Welcome to know your stuff where all of your coarse fishing related questions get answered by our experts!
Question 1) When should I use a pop-up boilie rather than a bottom bait?
A) There are several advantages that a pop-up can offer over a bottom bait. The first is if the lakebed is very weedy or snaggy. In this instance, a bottom bait can become lost in the debris and prove impossible for a carp to find.
Also, if the carp are feeding just off bottom, presenting a bait that’s waving around right by their noses stands more chance of prompting a bite – and in clearish water a brightly-coloured pop-up will stand out a mile when fished over a small patch of pellets.
Question 2) What is the best rig to use with a swingtip, and what species of fish should I be targeting?
A) On certain days a swingtip can perform better than a quivertip as it offers little resistance to a feeding fish and you can ‘read’ bites well. The only downside is that you cannot cast as far, so it is best used for feeder casts of 40yds maximum.
In terms of species, the swingtip is ideal for bream, roach and hybrids that can be shy biters, whereas carp will pull any quivertip around in very violent fashion. That’s not to say you can’t fish for carp with a swingtip, but a quiver is better.
As for rigs, use a slightly heavier bomb or feeder than you would with a quivertip, as casting is more difficult. A simple running rig where the feeder slides on the mainline above the hooklink will produce a more positive bite than a fixed rig, and it is less likely to tangle.
Question 3) When and why should I use catmeat instead of normal luncheon meat?
A) Tinned catfood makes an effective spring carp bait on commercial fisheries. It differs from luncheon meat in that it is very, very soft and the gravy it comes in gives off an oily slick when fed.
It is an out-and-out big-fish bait and is too soft to be cast any distance on rod and line tactics. Instead, fish it in the margins or at short range on the pole in conjunction with pellet and corn loosefeed. You’ll need a big hook though (sometimes as big as a size 10) and a baiting needle to hook it correctly so that it stays on. Also, always make sure you buy the chunks in gravy not jelly!
How to hook catmeat!
Question 4) I fish a lake that’s quite silty and I’m not convinced that I’m getting an accurate reading when plumbing up. Are there any tricks you could suggest to help?
A) Firstly, avoid using a heavy plummet that will simply sink into the silt. Using a lighter weight such as an SSG shot nipped on to the hook will give you a more accurate reading.
Once you’ve got the correct depth it is also worth thinking about what bait you are using. Maggots and worms can wriggle into the silt while heavy baits such as corn can also sink into it.
If carp are the target, it’s hard to beat a soft expander pellet or a small cube of meat fished over micro pellets or riddled meat. For silverfish, look no further than casters for both hook and feed.

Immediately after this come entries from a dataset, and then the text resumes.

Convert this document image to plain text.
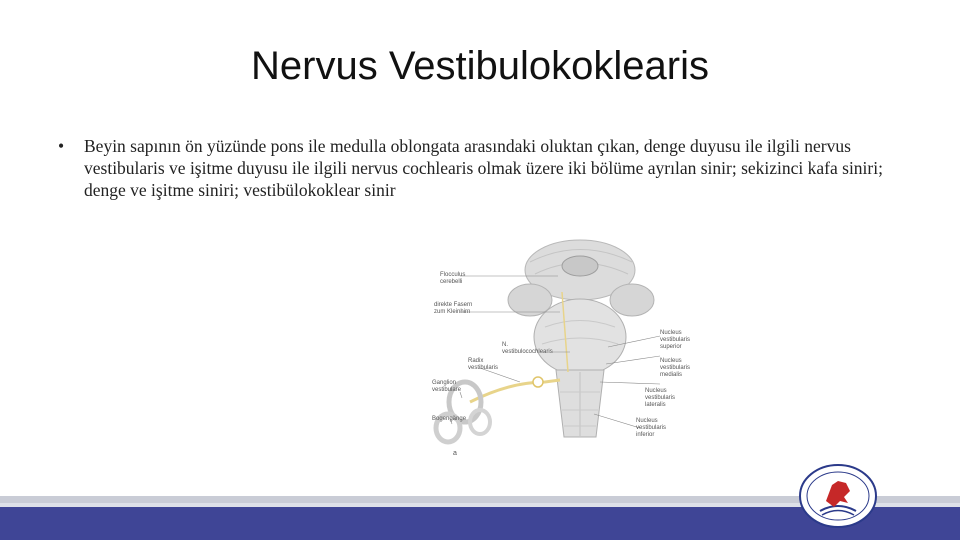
Nervus Vestibulokoklearis
•	Beyin sapının ön yüzünde pons ile medulla oblongata arasındaki oluktan çıkan, denge duyusu ile ilgili nervus vestibularis ve işitme duyusu ile ilgili nervus cochlearis olmak üzere iki bölüme ayrılan sinir; sekizinci kafa siniri; denge ve işitme siniri; vestibülokoklear sinir
Flocculus cerebelli
direkte Fasern zum Kleinhirn
N. vestibulocochlearis
Radix vestibularis
Ganglion vestibulare
Bogengänge
Nucleus vestibularis superior
Nucleus vestibularis medialis
Nucleus vestibularis lateralis
Nucleus vestibularis inferior
a
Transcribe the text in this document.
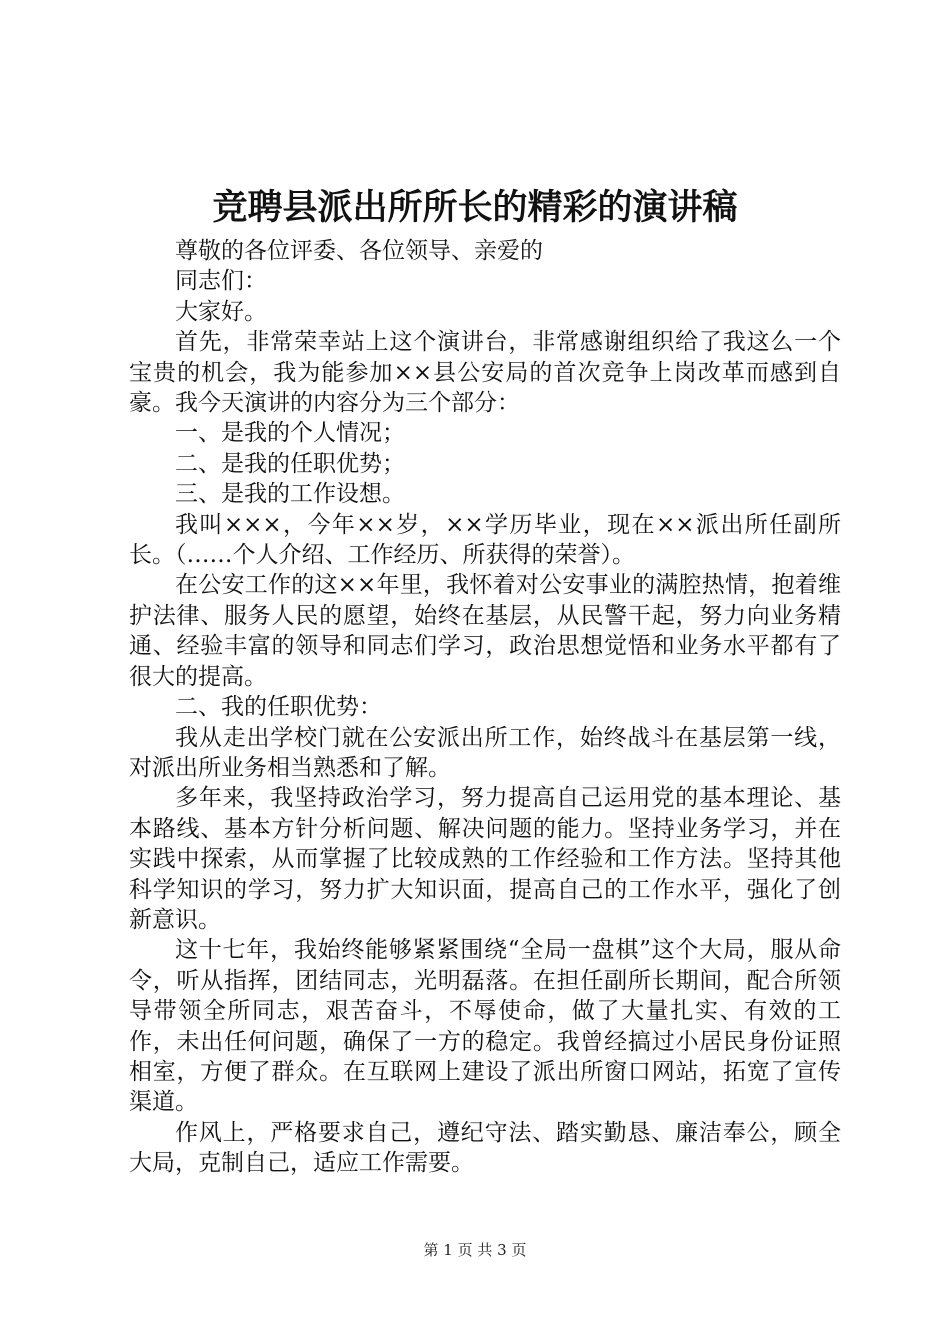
竞聘县派出所所长的精彩的演讲稿

尊敬的各位评委、各位领导、亲爱的

同志们：

大家好。

首先，非常荣幸站上这个演讲台，非常感谢组织给了我这么一个宝贵的机会，我为能参加××县公安局的首次竞争上岗改革而感到自豪。我今天演讲的内容分为三个部分：

一、是我的个人情况；

二、是我的任职优势；

三、是我的工作设想。

我叫×××，今年××岁，××学历毕业，现在××派出所任副所长。（……个人介绍、工作经历、所获得的荣誉）。

在公安工作的这××年里，我怀着对公安事业的满腔热情，抱着维护法律、服务人民的愿望，始终在基层，从民警干起，努力向业务精通、经验丰富的领导和同志们学习，政治思想觉悟和业务水平都有了很大的提高。

二、我的任职优势：

我从走出学校门就在公安派出所工作，始终战斗在基层第一线，对派出所业务相当熟悉和了解。

多年来，我坚持政治学习，努力提高自己运用党的基本理论、基本路线、基本方针分析问题、解决问题的能力。坚持业务学习，并在实践中探索，从而掌握了比较成熟的工作经验和工作方法。坚持其他科学知识的学习，努力扩大知识面，提高自己的工作水平，强化了创新意识。

这十七年，我始终能够紧紧围绕“全局一盘棋”这个大局，服从命令，听从指挥，团结同志，光明磊落。在担任副所长期间，配合所领导带领全所同志，艰苦奋斗，不辱使命，做了大量扎实、有效的工作，未出任何问题，确保了一方的稳定。我曾经搞过小居民身份证照相室，方便了群众。在互联网上建设了派出所窗口网站，拓宽了宣传渠道。

作风上，严格要求自己，遵纪守法、踏实勤恳、廉洁奉公，顾全大局，克制自己，适应工作需要。

第 1 页 共 3 页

Question 5) How can I get my pellets to the bottom when polefishing to prevent the small fish that sit up in the water nailing them?
A) The trouble with roach, rudd and other silverfish is that they will easily swallow 2mm and 4mm pellets as they fall through the water column.
To get the bait down to the deck where the bigger fish are, it is worth using a binder to create balls of pellets.Place your pellets in a bait box and add water, so they are just about covered. Leave them for five minutes and then add a spoonful of Sonubaits Stiki Pellet.
This will enable you to create small balls of pellets that will stay intact until they get to the bottom – and bypass the little fish.